8

El halcón atravesó la luz de la hoguera y una estela de humo y cenizas se esparció en su camino.

Lucas, con un grito agudo y estremecedor, aterrizó como un meteorito en el campamento rebelde, sorprendiendo a los centinelas e interrumpiendo las conversaciones de descontento y conspiración de los rebeldes. Gormion, en cuclillas y rodeada por sus seguidores, alzó los ojos malhumorada y, con tintineos de sus brazaletes de plata, hizo la señal de salvaguardia, mientras Rann y Aeleth cogían sus armas instintivamente.

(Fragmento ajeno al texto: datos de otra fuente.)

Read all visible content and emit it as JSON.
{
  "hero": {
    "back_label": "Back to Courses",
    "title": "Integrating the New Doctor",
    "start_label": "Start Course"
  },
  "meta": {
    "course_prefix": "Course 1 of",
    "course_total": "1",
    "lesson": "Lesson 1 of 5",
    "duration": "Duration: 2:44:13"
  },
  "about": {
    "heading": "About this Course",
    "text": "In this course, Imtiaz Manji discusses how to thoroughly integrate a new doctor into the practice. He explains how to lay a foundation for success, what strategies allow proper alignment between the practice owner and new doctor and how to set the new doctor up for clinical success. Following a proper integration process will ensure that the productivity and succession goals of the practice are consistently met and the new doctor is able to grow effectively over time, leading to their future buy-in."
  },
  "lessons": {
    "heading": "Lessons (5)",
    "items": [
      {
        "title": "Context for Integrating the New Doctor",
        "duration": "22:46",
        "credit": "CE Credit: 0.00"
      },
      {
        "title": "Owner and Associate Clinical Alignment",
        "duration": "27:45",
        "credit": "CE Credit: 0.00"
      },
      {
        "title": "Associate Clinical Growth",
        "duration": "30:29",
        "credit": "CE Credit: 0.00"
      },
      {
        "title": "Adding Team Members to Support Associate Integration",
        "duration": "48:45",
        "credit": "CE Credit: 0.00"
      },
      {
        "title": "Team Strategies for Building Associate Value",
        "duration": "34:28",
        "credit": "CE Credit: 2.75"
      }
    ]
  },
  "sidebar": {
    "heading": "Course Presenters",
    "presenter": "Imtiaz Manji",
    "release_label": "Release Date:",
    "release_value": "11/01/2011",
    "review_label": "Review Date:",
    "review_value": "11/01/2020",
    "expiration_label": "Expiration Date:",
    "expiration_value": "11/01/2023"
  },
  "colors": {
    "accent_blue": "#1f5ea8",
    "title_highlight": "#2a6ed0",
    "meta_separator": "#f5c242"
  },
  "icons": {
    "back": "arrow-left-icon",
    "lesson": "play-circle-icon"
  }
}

Alanda se encontraba junto a Estrella del Norte y Luz de Relámpago en la orilla del arroyo cuando oyó el grito de Lucas. La muchacha levantó la mano protegida por un guante y se preparó para recibir al halcón. Con un certero y elegante descenso, Lucas fue a parar a la parte inferior del guante, y sus cascabeles tintinearon mientras sus garras se asían con fuerza a la mano de su dueña. Luego, el pájaro murmuró algo y se irguió para que la barda le ajustase las pihuelas.

A pesar de su fuerza y entrenamiento, aquella vez Alanda se tambaleó cuando recibió el impacto del aterrizaje de Lucas. Con el brazo todavía un poco dolorido, la muchacha examinó al halcón mientras le acariciaba las plumas con sus pálidos dedos y se aseguraba de que el ave no había sido atacada por otro pájaro mayor. Estrella del Norte y Luz de Relámpago se apartaron con recelo.

El halcón se acercó hacia su dueña y comenzó a emitir pequeños sonidos junto a su pelo claro; Alanda dejó de acariciarlo y escuchó.

Fordus se acerca, tradujo la muchacha mediante signos. Está cerca, pero hay una nube sobre él. Luego, Lucas no ha vuelto a ver al Profeta.

—Pero ha podido ver algo más.

Los ojos del pájaro proyectaban resplandecientes destellos verdes.

—Cántanos esa visión entonces, Alanda —le requirió Estrella del Norte.

La barda miró incómoda a su joven primo. Para él la solución era sencilla; él podía interpretar las estrellas, los senderos del desierto y su destino estaba escrito. No podía comprender la excepcionalidad del instante en que la cantante entregaba su corazón al ave, el momento de explosión de luz en que los gritos del halcón se convertían en palabras y las palabras en canciones.

Alanda, de mala gana, en voz baja y sin acompañarse del tambor, interpretó la canción del halcón. La melodía era un antiguo cántico marinero de Balifor del cual recordaba la música, pero las palabras, como siempre, eran nuevas y ganaban fuerza a medida que, junto al fuego del campamento, iban llegando a ella.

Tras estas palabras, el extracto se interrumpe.